The initiative highlights examples of how public private partnerships can help alleviate poverty and also bring about sustainable development. Alleviating poverty and sustainable development are not exclusive aims but often complimentary –- particularly in Africa. The Momentum for Change initiative provides some small examples of where the public and private sector can work together to achieve sustainable development and poverty reduction, but in Africa the potential for this is monumental.
Africa has a huge renewable energy potential. Only 7 percent of its hydropower capacity has been exploited and the continent is abundant in solar, wind and geothermal energy. These natural resources in many people’s view are Africa’s greatest source of wealth. They provide Africa with a never-ending clean source of energy that can supply electricity and heating to everyone on the continent — including the poorest who desperately need energy to escape from poverty.
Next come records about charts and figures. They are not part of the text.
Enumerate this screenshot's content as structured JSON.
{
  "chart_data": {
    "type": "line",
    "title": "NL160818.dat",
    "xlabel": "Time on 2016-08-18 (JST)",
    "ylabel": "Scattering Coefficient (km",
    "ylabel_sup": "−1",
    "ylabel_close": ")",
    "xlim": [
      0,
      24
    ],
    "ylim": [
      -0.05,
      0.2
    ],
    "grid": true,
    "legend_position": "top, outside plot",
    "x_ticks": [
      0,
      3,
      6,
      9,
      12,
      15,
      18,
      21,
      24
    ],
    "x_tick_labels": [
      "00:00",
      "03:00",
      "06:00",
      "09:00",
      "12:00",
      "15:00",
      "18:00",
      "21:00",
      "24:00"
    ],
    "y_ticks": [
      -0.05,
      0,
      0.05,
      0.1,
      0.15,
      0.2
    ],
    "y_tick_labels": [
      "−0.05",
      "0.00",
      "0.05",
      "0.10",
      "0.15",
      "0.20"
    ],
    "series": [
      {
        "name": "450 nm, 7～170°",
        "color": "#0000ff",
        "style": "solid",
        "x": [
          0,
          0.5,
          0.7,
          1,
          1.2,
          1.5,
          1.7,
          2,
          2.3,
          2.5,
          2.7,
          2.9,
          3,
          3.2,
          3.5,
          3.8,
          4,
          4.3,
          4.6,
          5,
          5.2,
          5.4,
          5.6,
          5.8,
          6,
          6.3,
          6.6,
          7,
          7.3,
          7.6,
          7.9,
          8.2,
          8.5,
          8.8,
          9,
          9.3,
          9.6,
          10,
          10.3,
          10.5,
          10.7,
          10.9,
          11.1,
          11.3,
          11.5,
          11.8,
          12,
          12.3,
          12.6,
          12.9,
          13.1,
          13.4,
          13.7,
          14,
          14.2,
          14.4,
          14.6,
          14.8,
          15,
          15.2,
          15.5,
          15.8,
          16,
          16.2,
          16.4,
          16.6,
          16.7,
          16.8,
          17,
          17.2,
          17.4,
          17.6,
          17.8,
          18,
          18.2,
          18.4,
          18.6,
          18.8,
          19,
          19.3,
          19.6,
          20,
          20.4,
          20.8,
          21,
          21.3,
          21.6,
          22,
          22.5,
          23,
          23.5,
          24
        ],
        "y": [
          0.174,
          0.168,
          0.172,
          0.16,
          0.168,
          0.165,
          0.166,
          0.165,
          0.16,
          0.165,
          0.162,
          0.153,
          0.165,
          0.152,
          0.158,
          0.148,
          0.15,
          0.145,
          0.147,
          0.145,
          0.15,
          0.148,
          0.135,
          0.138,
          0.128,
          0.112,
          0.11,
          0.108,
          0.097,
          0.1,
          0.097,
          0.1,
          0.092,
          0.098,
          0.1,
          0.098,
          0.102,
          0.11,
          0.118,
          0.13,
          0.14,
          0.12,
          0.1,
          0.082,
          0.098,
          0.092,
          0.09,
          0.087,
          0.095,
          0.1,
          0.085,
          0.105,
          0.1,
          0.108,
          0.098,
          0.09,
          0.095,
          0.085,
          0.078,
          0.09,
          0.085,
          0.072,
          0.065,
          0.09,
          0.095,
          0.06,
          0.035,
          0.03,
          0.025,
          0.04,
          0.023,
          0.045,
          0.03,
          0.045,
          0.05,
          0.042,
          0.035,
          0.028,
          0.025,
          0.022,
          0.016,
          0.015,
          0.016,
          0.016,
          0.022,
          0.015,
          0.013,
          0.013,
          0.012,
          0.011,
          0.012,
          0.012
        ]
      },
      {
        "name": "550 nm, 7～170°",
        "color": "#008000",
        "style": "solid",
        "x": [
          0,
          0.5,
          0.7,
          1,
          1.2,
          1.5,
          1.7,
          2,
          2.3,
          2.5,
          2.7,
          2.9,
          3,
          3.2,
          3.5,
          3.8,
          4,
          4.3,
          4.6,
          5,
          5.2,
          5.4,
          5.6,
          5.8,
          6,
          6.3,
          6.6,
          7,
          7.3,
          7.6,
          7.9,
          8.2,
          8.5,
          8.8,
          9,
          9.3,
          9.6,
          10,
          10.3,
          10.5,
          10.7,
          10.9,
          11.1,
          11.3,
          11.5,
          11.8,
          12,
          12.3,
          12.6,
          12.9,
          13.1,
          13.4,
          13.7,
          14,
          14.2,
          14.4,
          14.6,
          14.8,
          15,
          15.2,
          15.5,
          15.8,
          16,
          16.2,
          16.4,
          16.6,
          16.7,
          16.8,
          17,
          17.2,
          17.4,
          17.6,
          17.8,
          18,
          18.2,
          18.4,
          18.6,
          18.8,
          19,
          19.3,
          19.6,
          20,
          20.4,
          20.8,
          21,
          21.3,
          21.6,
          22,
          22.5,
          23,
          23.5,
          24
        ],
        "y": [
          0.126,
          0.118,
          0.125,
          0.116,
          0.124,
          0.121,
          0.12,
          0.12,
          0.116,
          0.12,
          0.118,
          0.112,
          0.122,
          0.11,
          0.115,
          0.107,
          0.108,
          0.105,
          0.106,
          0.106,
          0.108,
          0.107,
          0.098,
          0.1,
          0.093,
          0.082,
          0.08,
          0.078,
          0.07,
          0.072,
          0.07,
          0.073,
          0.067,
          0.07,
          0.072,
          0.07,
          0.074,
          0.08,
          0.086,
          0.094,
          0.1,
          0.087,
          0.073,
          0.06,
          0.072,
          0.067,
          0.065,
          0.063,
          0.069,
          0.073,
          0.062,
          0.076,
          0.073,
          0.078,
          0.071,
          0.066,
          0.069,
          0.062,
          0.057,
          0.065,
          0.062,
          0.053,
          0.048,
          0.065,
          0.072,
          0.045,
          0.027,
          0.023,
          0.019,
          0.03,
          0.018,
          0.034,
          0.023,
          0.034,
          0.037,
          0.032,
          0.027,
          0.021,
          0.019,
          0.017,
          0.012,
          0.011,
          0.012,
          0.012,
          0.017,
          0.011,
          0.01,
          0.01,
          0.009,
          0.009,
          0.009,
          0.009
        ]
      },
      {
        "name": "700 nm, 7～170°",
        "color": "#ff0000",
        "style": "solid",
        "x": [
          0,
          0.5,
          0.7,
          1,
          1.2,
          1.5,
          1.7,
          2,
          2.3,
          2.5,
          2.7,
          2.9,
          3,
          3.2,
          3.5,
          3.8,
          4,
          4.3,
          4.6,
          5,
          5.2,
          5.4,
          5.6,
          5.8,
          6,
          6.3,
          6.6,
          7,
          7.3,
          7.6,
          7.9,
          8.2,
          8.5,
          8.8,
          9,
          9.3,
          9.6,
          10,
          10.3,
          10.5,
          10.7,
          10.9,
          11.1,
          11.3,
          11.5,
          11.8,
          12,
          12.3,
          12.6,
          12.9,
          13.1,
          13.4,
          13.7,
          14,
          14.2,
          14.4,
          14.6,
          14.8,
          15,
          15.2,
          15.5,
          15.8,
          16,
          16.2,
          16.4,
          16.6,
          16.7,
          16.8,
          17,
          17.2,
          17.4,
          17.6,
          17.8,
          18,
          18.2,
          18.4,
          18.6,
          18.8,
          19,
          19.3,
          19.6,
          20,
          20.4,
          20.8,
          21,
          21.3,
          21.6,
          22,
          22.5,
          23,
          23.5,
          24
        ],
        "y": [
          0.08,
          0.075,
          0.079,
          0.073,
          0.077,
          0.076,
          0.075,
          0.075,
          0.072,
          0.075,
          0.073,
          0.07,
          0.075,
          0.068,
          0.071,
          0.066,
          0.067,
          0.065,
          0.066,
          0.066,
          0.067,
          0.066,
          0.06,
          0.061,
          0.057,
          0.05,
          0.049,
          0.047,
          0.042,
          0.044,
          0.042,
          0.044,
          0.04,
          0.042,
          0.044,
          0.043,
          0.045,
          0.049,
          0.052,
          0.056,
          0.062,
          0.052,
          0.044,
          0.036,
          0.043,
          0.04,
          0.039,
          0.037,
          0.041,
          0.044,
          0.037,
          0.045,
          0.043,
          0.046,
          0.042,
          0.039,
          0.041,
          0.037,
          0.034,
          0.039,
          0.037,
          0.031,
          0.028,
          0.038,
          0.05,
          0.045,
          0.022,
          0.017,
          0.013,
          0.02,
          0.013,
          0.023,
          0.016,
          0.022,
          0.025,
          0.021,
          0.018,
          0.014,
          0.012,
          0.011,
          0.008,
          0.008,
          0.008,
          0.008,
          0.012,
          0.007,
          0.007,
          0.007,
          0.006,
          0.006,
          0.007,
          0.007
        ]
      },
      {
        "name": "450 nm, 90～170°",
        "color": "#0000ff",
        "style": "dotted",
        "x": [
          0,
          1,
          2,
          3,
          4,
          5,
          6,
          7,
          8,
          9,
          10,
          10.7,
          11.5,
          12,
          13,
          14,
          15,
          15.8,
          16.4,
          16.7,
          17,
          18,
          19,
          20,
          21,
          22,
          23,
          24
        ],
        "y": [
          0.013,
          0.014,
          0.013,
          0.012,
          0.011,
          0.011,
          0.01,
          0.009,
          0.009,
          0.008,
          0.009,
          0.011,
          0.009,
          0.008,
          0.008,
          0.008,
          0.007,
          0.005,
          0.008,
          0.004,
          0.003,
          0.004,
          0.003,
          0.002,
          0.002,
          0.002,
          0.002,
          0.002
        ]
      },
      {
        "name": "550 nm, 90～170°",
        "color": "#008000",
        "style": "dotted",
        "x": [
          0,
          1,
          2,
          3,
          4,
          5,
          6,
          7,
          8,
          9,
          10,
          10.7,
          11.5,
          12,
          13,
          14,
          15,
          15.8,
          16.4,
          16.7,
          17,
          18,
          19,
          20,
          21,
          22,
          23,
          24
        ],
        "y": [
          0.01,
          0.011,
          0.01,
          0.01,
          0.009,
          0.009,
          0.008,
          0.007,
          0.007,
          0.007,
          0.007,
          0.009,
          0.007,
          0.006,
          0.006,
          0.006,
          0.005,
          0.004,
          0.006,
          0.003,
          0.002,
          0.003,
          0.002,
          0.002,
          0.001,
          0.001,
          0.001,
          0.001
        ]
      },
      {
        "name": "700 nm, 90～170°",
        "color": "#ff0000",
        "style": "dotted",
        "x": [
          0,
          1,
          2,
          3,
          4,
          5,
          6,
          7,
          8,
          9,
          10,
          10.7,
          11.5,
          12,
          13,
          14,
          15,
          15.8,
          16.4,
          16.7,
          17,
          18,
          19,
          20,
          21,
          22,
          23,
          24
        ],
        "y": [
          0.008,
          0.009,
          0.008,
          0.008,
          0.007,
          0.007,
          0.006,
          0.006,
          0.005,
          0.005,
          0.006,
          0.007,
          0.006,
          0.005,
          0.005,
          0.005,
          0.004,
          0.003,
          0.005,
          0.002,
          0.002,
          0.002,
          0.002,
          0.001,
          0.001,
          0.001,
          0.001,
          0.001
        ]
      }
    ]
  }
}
The fact that most of Africa’s future infrastructure is not yet built is now become a huge opportunity for the continent. Africa is not yet locked into the inefficient, oft-polluting infrastructure that many Western countries have. With modern efficient technologies, the continent has the opportunity to build the infrastructure that could bypass the inefficient energy infrastructure systems of the developed world.
Africa has done this before. The huge expansion of mobile phones is just one example of how Africa can leapfrog traditional stages of development. Current monetary transfer systems in Kenya using mobile phones (as created by M-PESA) is a world leading technology which is not yet seen in areas of Europe or the US. Africa has leapfrogged developed countries in implementing this new technology and Africa can do this again with its energy infrastructure.
In the sidelines of the UNFCCC negotiations at COP17, there are a large number of side events that have looked at how Africa can realize its energy potential. During these discussions, it is clear a number of groups will be essential in this process. African government will have to create the correct policy environment for investors, private companies will need to be educated on Africa’s sustainable energy potential and donors may have to provide some initial capital to get some projects of the ground. But the key point coming from all these meetings is that the experts think this can be done, and it can be done in a way that stimulates sustainable poverty reduction on the continent.
The Minister of Energy for Mali and the head of the African Coalition of Energy Ministers, Mr. Habib Ouane, said that this wasn’t a choice between poverty reduction and providing renewable energy. Due to the huge renewable energy potential on the continent, it is often the most appropriate and cost-effective technology to develop (particularly in rural areas) which has the added benefit of increasing many regions energy security. Developing this abundant and clean potential makes sense. Governments must now get the policies and plans in place to seize this opportunity and donors and private companies must support them in this as best they can through financial and technical support.
Africa is an opportunity particularly in the area of renewable energy and it is time to realize it, but we believe it should be developed in line with environmental and social safeguards.